Cultura Società

Tassisti no-vax

Come è difficoltosa questa piega sociale che è piaga sociale, questo presumere di sapere, questa ignoranza che si ammanta di conoscenza, questa imperizia nutrita con dieci pagine Internet, questa saccenza.

di Giuseppe Genna

Oggi, al Simpaty, per un caffè d’asporto e chiacchiere del popolo, al quale appartengo. Luce rada, piazza Napoli inumidita, fradicia, gelida. La doppia fila dei taxi in attesa, ci metteranno ore a schiodarsi. La sonnolenta presenza dei tassisti milanesi, questi campioni dei 5S quando ci sono i 5S, della Lega quando c’è la Lega, di Fratelli d’Italia quando c’è Fratelli d’Italia. Il loro perenne mulinare gentrismi, truismi, immoralismi. Sembrano pazientare, sembrano dormire, sembrano pietra. Non so come facciano: ogni giorno quanto riusciranno a tirare su? Alla luce mozza del bar, verso il bancone, c’è uno di loro: robusto, alto, romano. Strascica questa parlata che non tollero più, che le per me impervenibili battute di Osho hanno condotto a mala sopportazione, come se l’intera nazione dovesse biascicare romanesco, quando c’è da ridere. Il tipo è un negazionista. Dice che i numeri sono falsi, non moriranno più di cinquanta persone al giorno, è tutta una montatura.

Come è difficoltosa questa piega sociale che è piaga sociale, questo presumere di sapere, questa ignoranza che si ammanta di conoscenza, questa imperizia nutrita con dieci pagine Internet, questa saccenza… Il vaccino non lo fa: “I vaccini fanno male”. Ovviamente non gli è morto nessuno, nessuno dei suoi intimi o conoscenti ha contratto questo virus che si propala nelle fantasie di umani ridotti a pile, piccoli esseri tridimensionali e simmetrici, alle spalle dei quali si perpetra chissà quale complotto, per impoverirli, per controllarli, per guadagnarci sopra. Non sa cosa sia il piano Marshall, non sa cosa sia il Next Generation EU, non sa cosa significhino 209 miliardi dall’Europa, non sa che per arrivare a vaccino il pianeta ha risposto con uno sforzo di ricerca impensabile. Non sa niente ed è tutto lui.

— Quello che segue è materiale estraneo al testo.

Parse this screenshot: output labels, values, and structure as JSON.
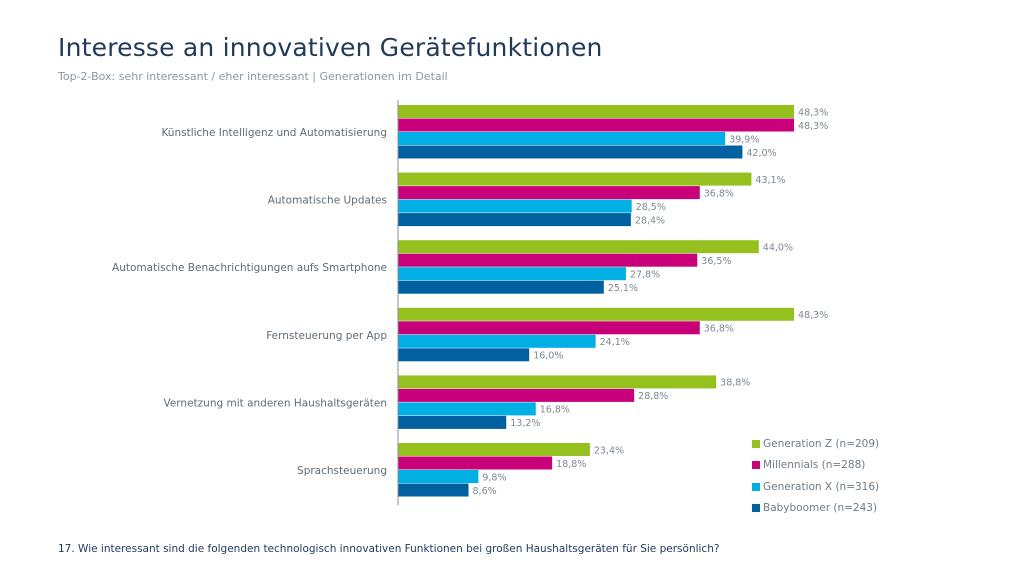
{
  "title": "Interesse an innovativen Gerätefunktionen",
  "subtitle": "Top-2-Box: sehr interessant / eher interessant | Generationen im Detail",
  "footnote": "17. Wie interessant sind die folgenden technologisch innovativen Funktionen bei großen Haushaltsgeräten für Sie persönlich?",
  "chart_data": {
    "type": "bar",
    "orientation": "horizontal",
    "categories": [
      "Künstliche Intelligenz und Automatisierung",
      "Automatische Updates",
      "Automatische Benachrichtigungen aufs Smartphone",
      "Fernsteuerung per App",
      "Vernetzung mit anderen Haushaltsgeräten",
      "Sprachsteuerung"
    ],
    "series": [
      {
        "name": "Generation Z (n=209)",
        "color": "#95c11f",
        "values": [
          48.3,
          43.1,
          44.0,
          48.3,
          38.8,
          23.4
        ],
        "labels": [
          "48,3%",
          "43,1%",
          "44,0%",
          "48,3%",
          "38,8%",
          "23,4%"
        ]
      },
      {
        "name": "Millennials (n=288)",
        "color": "#c8007a",
        "values": [
          48.3,
          36.8,
          36.5,
          36.8,
          28.8,
          18.8
        ],
        "labels": [
          "48,3%",
          "36,8%",
          "36,5%",
          "36,8%",
          "28,8%",
          "18,8%"
        ]
      },
      {
        "name": "Generation X (n=316)",
        "color": "#00afe3",
        "values": [
          39.9,
          28.5,
          27.8,
          24.1,
          16.8,
          9.8
        ],
        "labels": [
          "39,9%",
          "28,5%",
          "27,8%",
          "24,1%",
          "16,8%",
          "9,8%"
        ]
      },
      {
        "name": "Babyboomer (n=243)",
        "color": "#0060a0",
        "values": [
          42.0,
          28.4,
          25.1,
          16.0,
          13.2,
          8.6
        ],
        "labels": [
          "42,0%",
          "28,4%",
          "25,1%",
          "16,0%",
          "13,2%",
          "8,6%"
        ]
      }
    ],
    "unit": "%",
    "grid": false,
    "legend": "bottom-right"
  }
}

La stanchezza che mi prende, la distorsione e la slogatura della mente che è stremata da questa atmosfera, flatulente di genericità, prodromica davvero al controllo generalizzato, che l’umanità qua attorno confonde con una libertà finzionale, non avendo conoscenza né riflessione, lontanissima dalle plaghe della fiducia e dai marosi della connessione con se stessa. E pensano loro e sanno loro e dicono loro, oppure tacciono con quel silenzio gelido insopportabile, perché si tengono dentro la loro convinzione piccina e priva di giustificazioni. Come se a Napoli, nel 1973, il vaccino contro il colera fosse una cospirazione ai danni delle mozzarelle con le acciughe, per eterodirigere Mergellina e danneggiare i pizzaioli.

Questa sollevazione generalizzata della bassezza, tutta egoica e spacciata per libertarismo o addirittura spiritualismo, mi ha strizzato i reni ed esaurito l’adrenalina. Essere composti in una società misurata non si dà e nemmeno rivoltarsi secondo le modalità della rivolta autentica. Non è tanto da chiedermi, invocando il popolo, cosa io gli abbia fatto, perché mi viene soltanto da dire al popolo cosa ha fatto a me: mi ha rotto i coglioni. Esistesse un vaccino contro l’immoralità da piccolo io, da stracciatella di premesse non verificate e latte dalle ginocchia, magari un poco più oltre avrei davvero voglia di guardare, chiedermi chi siano le sorelle, i fratelli, lavorare a riconoscere i miei errori: ma come ti inganni, se pensi che gli anni non han da finire. Si spenga l’ardire.